By Mike Turnlund
I don’t know why I like to iron clothes. I do enjoy donning immediately a freshly ironed shirt — nice and hot on a cold winter morning! But the most likely reason for my obsession is that I detest wrinkles, and as my wardrobe is nothing but cottons and cotton blends, ironing becomes part of my daily routine. Even on my days off. Even my work clothes.
There’s something about taking a pair of jeans or a cotton shirt and steaming away those awful twists and folds in the fabric. Puckered pockets, curled collars, and waves of creases disappear with a few sweeps of hot metal and the strategic blast of hot steam. It’s glorious!
I wasn’t always this way, and I didn’t go on my anti-wrinkle crusade until I was an adult. I can’t blame my mother. She was a practical person, and having a large brood of children, she outfitted us in only polyesters. I don’t remember mom ironing anything. Did we even have an iron? I can’t recall.
I do remember Mrs. Kolb, our next-door neighbor in the Minneapolis suburb where I was raised. She actually ironed all day long, or at least seemed to. People would bring her baskets of freshly-washed clothes, and then she’d iron them up. She had two ironing boards standing in her front room. And she always seemed to be ironing. To this day I associate the sound of a hot iron steaming with that lady. She seemed to enjoy it; I never heard her complain.
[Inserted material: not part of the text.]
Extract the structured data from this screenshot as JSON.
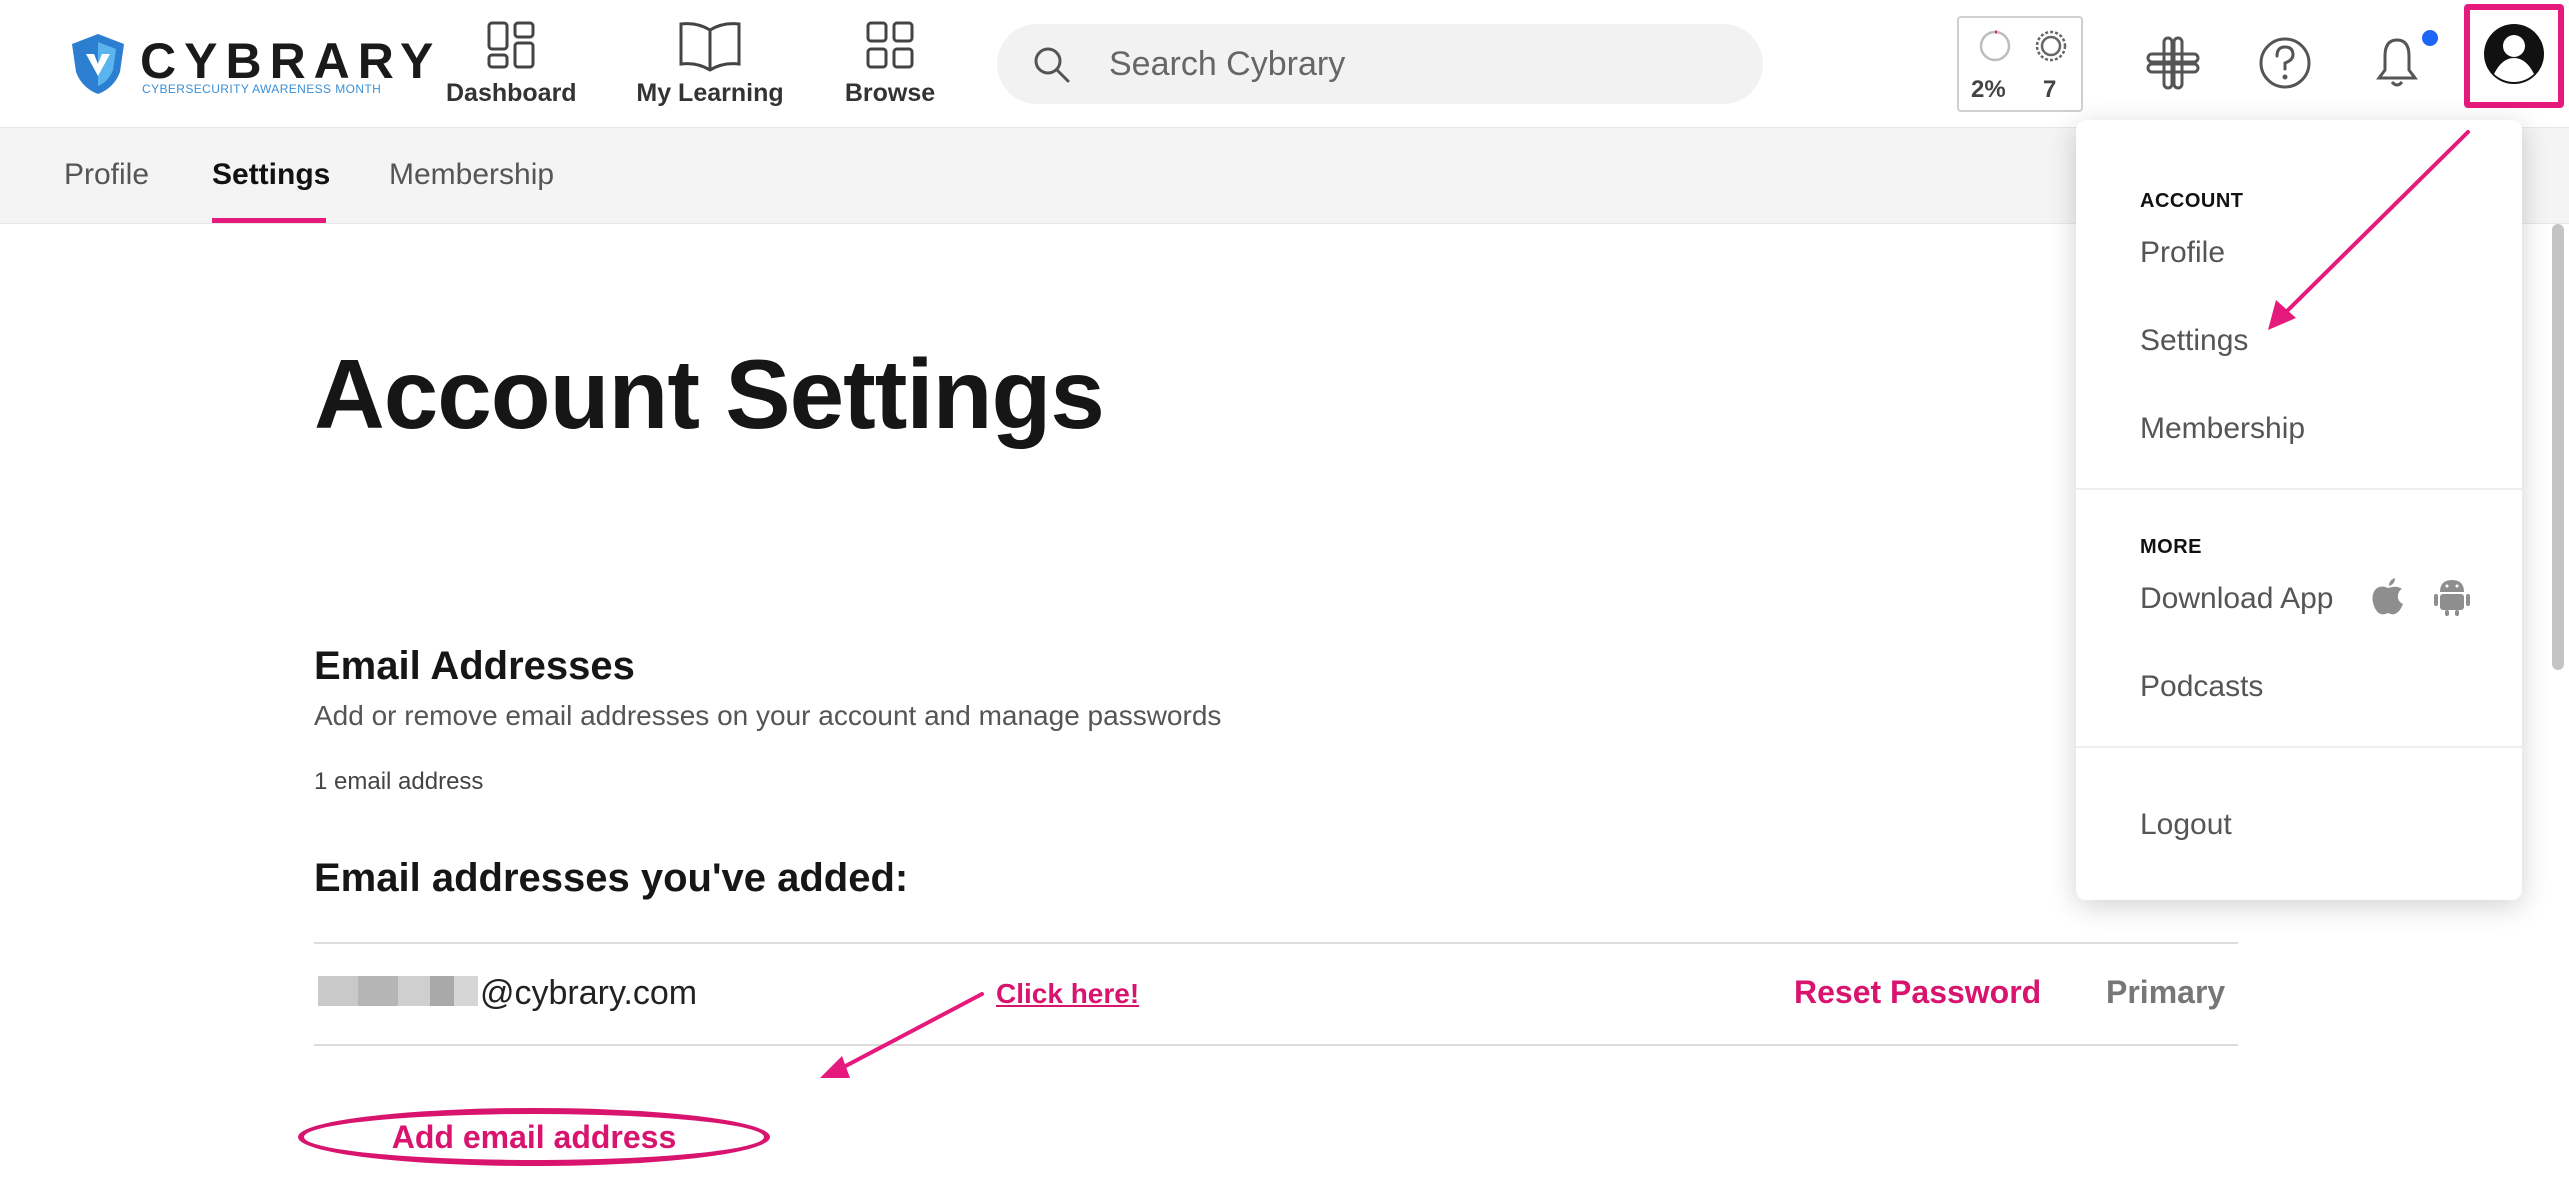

And I know she didn’t do it for the money, as her husband operated a successful fabrication shop. They had the newest car on the block and a very nice home. Maybe she was like me, out to rid the world of wrinkled clothes, although her reach was far greater than my own.
But not for a lack of trying. I, too, iron clothes for other people. I iron for my wife and even, on occasion, for my daughter-in-law. I used to iron all of my children’s clothes, too, as needed. I even ironed for fellow students at the college dorm. But now I pretty much just fly solo, hot iron in hand.
My wife used to tease me about my obsession. Not anymore. Now she just takes advantage of the situation and hands me an outfit with nary a word. Sometimes she’ll just put on whatever, wrinkles and all, and not care a wit! Or she’ll rock my world with a “wrinkles are my friend” or other such comment. But mostly she is sensitive to my obsession and lets me straighten out her world, or at least her wrinkles.
I know, I know, I could moderate this madness by wearing clothes that, by design, are wrinkle free. But I don’t. The only items I wear made out of polyester are my suspenders. And, yes, on occasion I iron them too. But only if needed.
There could be worse things to be obsessed about. Like TV soap operas or painting with acrylics. But I like my obsession. It costs nothing, helps people out, and makes the world a better place. Sort of.